The most obvious (but not) reason the show was a triumph were the clothes. The dreamy long dresses made out of various layers of transparent tulle, chiffon and silk were absolutely breathtaking and gave the sense of a fashion fairytale. There was a certain lightness about them. Even the darker outfits were not too heavy and very flowy often styled with transparent chiffon masks shaped like birds, butterflies, insects or even a bat. It had an air of Alice in Wonderland mixed with hints from all our favorite childhood fairytales princesses.
In addition, personally I felt that this collection was very very Dior. Whenever a new creative director joins a house, it usually takes a little time to get used the hand of the new designer. But seeing Maria Grazia Chiuri’s creations float down the runway instantaneously felt right. There were numerous Dior-isms such as an almost perfectly transparent long tulle dress in different pastel colors with a skirt made out of several layers of ‘petals’ that strongly recalled Christian Dior’s FW 1949–50 Junon dress as well as some looks that reminded of Dior’s iconic ‘New Look’ from his SS 1947 collection.

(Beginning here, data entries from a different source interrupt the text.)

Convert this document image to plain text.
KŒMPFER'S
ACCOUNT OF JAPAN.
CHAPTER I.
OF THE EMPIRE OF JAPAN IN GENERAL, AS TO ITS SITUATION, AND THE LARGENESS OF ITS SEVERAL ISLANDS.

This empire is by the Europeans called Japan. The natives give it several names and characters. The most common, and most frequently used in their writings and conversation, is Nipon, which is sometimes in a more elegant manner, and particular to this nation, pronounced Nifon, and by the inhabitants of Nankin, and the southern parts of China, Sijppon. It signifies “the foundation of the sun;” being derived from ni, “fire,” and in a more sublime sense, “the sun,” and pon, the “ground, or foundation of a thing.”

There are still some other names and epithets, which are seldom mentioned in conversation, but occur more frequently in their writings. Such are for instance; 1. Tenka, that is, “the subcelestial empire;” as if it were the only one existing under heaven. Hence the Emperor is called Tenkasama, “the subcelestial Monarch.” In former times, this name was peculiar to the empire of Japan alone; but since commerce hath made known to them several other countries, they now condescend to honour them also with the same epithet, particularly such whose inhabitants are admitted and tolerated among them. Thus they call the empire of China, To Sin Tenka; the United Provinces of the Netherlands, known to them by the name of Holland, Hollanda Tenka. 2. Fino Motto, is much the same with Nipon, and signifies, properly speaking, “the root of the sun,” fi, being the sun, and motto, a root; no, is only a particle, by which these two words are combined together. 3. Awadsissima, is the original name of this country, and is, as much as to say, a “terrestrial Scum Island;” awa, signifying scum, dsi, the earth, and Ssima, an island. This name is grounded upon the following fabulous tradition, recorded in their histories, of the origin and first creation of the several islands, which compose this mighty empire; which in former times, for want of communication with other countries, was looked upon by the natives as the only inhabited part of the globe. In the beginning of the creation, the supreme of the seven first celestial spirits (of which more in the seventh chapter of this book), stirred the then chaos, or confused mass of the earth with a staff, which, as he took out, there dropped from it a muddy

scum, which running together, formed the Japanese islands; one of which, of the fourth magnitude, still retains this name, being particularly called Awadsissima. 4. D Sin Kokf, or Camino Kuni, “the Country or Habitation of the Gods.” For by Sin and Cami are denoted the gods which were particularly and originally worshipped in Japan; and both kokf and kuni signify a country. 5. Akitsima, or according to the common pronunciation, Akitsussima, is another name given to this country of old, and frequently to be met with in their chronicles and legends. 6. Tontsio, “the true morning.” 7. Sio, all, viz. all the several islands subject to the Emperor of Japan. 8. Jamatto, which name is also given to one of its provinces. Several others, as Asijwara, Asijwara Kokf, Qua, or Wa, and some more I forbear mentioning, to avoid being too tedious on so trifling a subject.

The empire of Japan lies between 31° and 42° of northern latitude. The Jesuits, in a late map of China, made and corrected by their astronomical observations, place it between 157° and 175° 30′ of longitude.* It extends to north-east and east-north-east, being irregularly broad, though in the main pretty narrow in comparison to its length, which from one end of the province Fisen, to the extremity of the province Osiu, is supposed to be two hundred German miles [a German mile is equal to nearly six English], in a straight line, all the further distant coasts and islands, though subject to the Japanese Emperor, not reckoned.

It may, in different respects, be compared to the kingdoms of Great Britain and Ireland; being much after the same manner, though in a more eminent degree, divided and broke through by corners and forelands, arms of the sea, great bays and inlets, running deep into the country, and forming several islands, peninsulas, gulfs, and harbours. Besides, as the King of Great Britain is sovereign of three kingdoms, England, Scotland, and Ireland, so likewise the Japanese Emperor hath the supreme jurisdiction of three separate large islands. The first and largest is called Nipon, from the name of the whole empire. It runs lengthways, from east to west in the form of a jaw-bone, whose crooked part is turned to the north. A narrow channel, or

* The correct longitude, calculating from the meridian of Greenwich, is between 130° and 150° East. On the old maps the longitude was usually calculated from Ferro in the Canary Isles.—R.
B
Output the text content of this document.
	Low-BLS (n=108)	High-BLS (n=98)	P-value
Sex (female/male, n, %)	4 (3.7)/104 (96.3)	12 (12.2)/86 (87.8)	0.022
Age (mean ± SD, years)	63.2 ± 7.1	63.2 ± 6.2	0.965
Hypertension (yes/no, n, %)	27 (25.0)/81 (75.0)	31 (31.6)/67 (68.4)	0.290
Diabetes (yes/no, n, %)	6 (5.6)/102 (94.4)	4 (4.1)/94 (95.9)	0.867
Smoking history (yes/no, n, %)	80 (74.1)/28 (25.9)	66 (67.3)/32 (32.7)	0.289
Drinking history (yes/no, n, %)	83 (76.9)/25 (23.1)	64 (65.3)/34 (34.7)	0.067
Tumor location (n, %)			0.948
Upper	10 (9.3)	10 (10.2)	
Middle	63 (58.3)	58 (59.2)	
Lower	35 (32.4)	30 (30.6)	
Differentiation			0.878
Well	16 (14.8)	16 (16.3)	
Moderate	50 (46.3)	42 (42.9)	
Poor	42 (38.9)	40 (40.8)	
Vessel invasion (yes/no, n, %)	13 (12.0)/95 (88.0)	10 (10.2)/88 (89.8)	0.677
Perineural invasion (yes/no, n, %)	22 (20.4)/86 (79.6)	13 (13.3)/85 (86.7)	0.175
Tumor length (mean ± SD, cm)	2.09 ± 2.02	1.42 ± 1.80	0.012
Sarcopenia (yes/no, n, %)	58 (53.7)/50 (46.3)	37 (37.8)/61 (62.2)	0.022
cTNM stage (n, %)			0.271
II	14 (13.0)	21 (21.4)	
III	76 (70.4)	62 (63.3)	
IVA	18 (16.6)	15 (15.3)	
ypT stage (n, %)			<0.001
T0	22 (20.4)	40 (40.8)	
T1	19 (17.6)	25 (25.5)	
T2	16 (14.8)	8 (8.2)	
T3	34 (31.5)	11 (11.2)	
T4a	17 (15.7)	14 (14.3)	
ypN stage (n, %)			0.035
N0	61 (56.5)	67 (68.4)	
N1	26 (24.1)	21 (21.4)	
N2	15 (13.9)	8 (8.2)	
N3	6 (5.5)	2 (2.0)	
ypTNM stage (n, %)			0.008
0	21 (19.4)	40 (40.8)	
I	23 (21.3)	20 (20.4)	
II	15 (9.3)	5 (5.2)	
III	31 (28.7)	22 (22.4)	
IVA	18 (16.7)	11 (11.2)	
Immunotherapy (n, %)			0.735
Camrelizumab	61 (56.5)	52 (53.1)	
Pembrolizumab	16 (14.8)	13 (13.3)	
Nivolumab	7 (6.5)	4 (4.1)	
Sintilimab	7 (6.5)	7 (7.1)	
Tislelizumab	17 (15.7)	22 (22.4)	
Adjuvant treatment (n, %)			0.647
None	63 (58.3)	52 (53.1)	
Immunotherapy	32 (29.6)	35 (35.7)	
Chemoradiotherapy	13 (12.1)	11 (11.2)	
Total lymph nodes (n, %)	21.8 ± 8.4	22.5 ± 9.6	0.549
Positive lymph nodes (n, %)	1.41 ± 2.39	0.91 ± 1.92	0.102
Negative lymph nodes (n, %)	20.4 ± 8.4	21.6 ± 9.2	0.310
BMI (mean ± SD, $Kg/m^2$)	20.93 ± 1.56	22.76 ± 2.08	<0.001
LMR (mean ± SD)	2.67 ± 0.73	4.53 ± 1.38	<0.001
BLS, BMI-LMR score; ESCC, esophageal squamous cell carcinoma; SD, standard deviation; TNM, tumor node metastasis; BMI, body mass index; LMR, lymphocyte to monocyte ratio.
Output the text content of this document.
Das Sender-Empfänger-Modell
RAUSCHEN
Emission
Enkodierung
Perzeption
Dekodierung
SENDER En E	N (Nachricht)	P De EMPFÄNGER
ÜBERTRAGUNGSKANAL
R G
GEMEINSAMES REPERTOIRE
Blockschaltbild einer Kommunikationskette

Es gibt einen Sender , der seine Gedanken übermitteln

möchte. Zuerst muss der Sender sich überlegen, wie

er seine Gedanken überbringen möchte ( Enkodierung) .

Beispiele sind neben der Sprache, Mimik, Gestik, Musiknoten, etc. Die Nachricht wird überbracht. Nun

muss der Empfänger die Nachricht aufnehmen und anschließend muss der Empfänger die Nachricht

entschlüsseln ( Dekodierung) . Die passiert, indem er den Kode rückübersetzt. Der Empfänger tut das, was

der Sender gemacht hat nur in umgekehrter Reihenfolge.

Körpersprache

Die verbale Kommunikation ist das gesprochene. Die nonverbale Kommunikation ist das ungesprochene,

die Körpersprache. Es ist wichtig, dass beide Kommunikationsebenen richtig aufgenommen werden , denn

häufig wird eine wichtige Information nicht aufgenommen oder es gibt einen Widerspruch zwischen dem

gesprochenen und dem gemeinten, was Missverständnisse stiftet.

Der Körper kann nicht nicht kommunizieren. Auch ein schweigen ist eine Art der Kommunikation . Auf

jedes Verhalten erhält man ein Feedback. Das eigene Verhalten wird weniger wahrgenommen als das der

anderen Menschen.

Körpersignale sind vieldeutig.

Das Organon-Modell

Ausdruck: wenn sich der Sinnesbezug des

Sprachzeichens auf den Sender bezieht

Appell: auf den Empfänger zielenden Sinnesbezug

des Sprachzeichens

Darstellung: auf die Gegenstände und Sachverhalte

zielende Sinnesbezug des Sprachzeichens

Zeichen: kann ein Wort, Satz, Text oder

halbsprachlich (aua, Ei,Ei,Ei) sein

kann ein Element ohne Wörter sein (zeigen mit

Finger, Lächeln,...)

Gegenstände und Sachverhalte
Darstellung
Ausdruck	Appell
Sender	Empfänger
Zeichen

This mix of Maria Grazia’s personal style and taste combined with classic Dior shapes was a success in itself for me. While Dior and the brand he created was present everywhere, she managed to incorporate just enough of her own vision for the brand as well showing some of her signature astrology graphics we have seen a lot of in her collections for Valentino as well.
Moving on from the clothes, I would like to speak about the set up of the show. Visitors literally walked into an enchanted forest! There were details hanging from trees such as little light bulbs, crystals and ribbons, which were manifold and divine along with moss on the ground and mirrors on the ceiling, which decidedly added to the ‘Alice in Wonderland-effect’. Definitely magical, I would say!
A praise also goes to the music selected for the show. My attention didn’t stray away from the different looks for one second. The light sounds perfectly accompanied the dresses and added to the fairytale mood of the show completely drawing viewers in.
Last but not least a quick word about the afterparty. There was a garden walk leading up to the ball lined with unicorns and their guardians (yes I am talking horses dressed as unicorns) to greet guests and there was a fake full moon (!) – all of this in the gardens of the Musee Rodin in Paris. I think it doesn’t get much more magical than this.
All in all, Maria Grazia Chiuri’s entire collection for the historical house of Dior including details like feathered head gear, the enchanted forest set up and the masked ball after party were a true Dior Fairytale.